Thursday, August 25, 2011
Good Guide - Great Idea
I'm so impressed with the new tool bar tool that gives you information about products you're considering buying online for their sustainability value - and by sustainability, I mean the three legged stool of economic, social and environmental impacts. Right now, it only works on Amazon.com, but I spent over $200 on Amazon over the last few weeks buying supplements and toiletries. I wish I'd known about this first.
Here's a pic of Colgate Total. I knew it would be bad, because I just learned about the whole triclosan thing not too long ago. Still, check this out. I got to create a filter based on my own levels of concern. My filter is in the lower left-hand corner. Then, look at the "Health" assessment for Colgate Total - there are two other assessments, environment and society, that I could not capture in the screen shot. You can see that triclosan violates my "critical" concern filter, while there are other chemicals that have a lesser level of concern.
Wow oh wow oh wow! What a GREAT product. I'm still trying to figure out how they plan to make money on this free application... I'm sure they have a business model, and I'm all for their success.
There is also a mobile app. I'm so totally in. I spend way too much time trying to figure out which are my best environmental choices. It's such a relief to have GoodGuide's team of experts doing all the legwork for me. And no doubt, far more effectively.
This makes shopping so transparent, so easily. Watch the video below and then click this sentence to head over to GoodGuide and download your app now.
Just do this!
Monday, August 22, 2011
Bag the Box
Ok, so this is an ad for Malt-o-Meal. Still, they've got something here. I hope this goes viral and Kellogg's, General Mills, and all the others get the bright idea.
Saturday, August 20, 2011
So Much Demand, So Little Time
A competition hosted by visualizing.org resulted in this winning graphic by Jacob Houtman. The interactive map demonstrates the relative ecological footprint of the world's countries.
To get the full play of this map, go to the website, at http://www.visualizing.org/html5/13801. There is also a description of the competition and a discussion about ecological footprint here, www.visualizing.org/stories/visualizing-value-nature.
I'd Rather Fight Than Switch
Triclosan.
It's job is to kill germs.
But... it apparently moonlights as an endocrine disruptor. So far, at least, we know it does in small animals.
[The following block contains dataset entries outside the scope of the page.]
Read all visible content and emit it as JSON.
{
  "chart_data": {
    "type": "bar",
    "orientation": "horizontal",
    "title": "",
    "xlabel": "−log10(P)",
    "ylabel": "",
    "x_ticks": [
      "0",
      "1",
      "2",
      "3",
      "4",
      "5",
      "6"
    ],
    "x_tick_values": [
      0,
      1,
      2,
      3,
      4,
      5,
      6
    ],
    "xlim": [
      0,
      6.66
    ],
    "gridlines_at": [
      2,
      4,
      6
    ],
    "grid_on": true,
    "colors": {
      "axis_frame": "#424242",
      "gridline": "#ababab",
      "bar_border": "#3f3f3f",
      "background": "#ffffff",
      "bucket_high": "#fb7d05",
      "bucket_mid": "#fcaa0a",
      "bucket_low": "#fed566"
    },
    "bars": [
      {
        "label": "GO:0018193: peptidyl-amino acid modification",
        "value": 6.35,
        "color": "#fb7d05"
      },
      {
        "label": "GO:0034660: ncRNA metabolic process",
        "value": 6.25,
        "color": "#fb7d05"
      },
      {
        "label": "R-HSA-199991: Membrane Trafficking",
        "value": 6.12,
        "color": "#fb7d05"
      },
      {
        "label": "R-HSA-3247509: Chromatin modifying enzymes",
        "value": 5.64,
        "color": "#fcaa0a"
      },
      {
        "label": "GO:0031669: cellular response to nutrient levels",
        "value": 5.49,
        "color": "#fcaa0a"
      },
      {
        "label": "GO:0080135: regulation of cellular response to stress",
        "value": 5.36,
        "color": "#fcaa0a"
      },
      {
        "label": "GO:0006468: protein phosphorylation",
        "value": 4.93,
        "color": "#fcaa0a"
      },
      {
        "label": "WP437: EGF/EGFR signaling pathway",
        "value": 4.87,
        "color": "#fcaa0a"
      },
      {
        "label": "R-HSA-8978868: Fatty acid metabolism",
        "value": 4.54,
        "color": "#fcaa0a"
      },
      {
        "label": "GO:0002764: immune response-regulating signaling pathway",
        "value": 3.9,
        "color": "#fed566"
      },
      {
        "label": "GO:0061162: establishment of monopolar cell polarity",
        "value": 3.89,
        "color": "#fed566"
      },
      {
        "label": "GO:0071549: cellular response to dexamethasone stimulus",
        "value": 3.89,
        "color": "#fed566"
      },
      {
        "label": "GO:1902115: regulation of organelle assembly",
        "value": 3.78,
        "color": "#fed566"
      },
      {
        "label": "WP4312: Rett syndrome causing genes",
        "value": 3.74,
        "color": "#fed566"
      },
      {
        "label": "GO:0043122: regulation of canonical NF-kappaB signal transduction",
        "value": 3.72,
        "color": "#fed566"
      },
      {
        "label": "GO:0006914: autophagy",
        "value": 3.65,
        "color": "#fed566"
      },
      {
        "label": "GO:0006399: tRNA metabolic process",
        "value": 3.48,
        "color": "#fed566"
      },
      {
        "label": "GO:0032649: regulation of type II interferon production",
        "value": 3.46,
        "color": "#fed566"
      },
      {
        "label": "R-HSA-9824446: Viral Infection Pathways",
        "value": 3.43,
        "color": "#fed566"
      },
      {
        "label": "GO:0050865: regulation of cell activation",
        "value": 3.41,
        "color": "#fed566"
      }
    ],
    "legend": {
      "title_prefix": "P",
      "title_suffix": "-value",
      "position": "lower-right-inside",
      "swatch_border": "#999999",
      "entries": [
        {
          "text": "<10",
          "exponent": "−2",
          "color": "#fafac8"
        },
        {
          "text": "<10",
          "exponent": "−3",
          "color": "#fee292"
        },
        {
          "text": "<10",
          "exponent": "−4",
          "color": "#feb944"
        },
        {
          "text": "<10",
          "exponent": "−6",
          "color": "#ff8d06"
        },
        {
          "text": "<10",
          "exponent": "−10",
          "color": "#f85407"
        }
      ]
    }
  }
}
Most of us come in contact with triclosan every single day, repeatedly, in our toothpaste, in our hand soaps, our cleaning supplies, and other products. In fact, it's so prevalent, according to this New York Times article by Andrew Martin, that it shows up in the urine of 75 percent of every American over five years old!
Add to this the increase in popularity of anti-bacterial products. Over the past decade or so, it seems like every new kitchen and soap formula has a germ killing agent. And along with the possibility of messing with our hormones, the prevalence of antibiotics means that bacteria will morph into antibiotic-resistant killer superbugs. Like C.diff and MRSA. And if we all have antibacterials in our systems, how does that effect the efficacy of antibiotics when we need to take them?
The FDA says it doesn't have enough data to make a recommendation one way or the other.
So, when is not having enough data the same thing as knowing triclosan is safe?
That's what the chemical companies want you to believe. Shades of the tobacco cancer wars.
Tuesday, August 16, 2011
WHAT'S IN YOUR TUNA CAN?
Is she in your tuna can? |
An AlterNet article by Casson Trenor on tuna fishing practices is a must read. Several species are being sacrificed to provide us with tuna at $1-2 per can.
To cut to the chase, look for this information when you buy canned tuna:
(1) When shopping for "light" tuna, buy pole-and-line or FAD-free seined skipjack.
FADs are devices placed in the ocean to draw small fish, which draw larger fish, and so on. Eventually an entire ecosystem forms around a FAD, an ecosystem that is wiped out when the tuna trawlers come to cash in. Among other unfortunate results, several highly endangered species get caught up in these FAD raids.
(2) When shopping for "white" tuna, buy pole-and-line albacore.
The alternative to pole-and-line is something called "long line" fishing, which uses a net spread wide across sections of the ocean. Yes, you guessed it. Long lines, like FADs, catch up many fish besides the intended catch in their death sweep.
(3) Tuna should be caught in managed waters. Buy tuna from companies that refuse to fish in the high seas pockets.
Fishermen who do not wish to abide by fishing restrictions park their operations in waters outside of international boundaries. What they do, and the havoc they wreak isn't even documented. Let's not support these practices.
(4) Buy tuna from companies that support the PNA.
The PNA is a pact of "Parties to the Nauru Agreement." It turns out that large companies, including, according to the author, Thai Union, the company that owns the American Chicken of the Sea brand, and other companies, are basically ransacking the waters of small countries that are tuna-rich but have no other source of industry. The PNA includes a "number of tuna-rich but cash-poor Pacific island states have banded together in an effort to take charge of their fisheries and to keep the tuna pirates out of their watery backyards."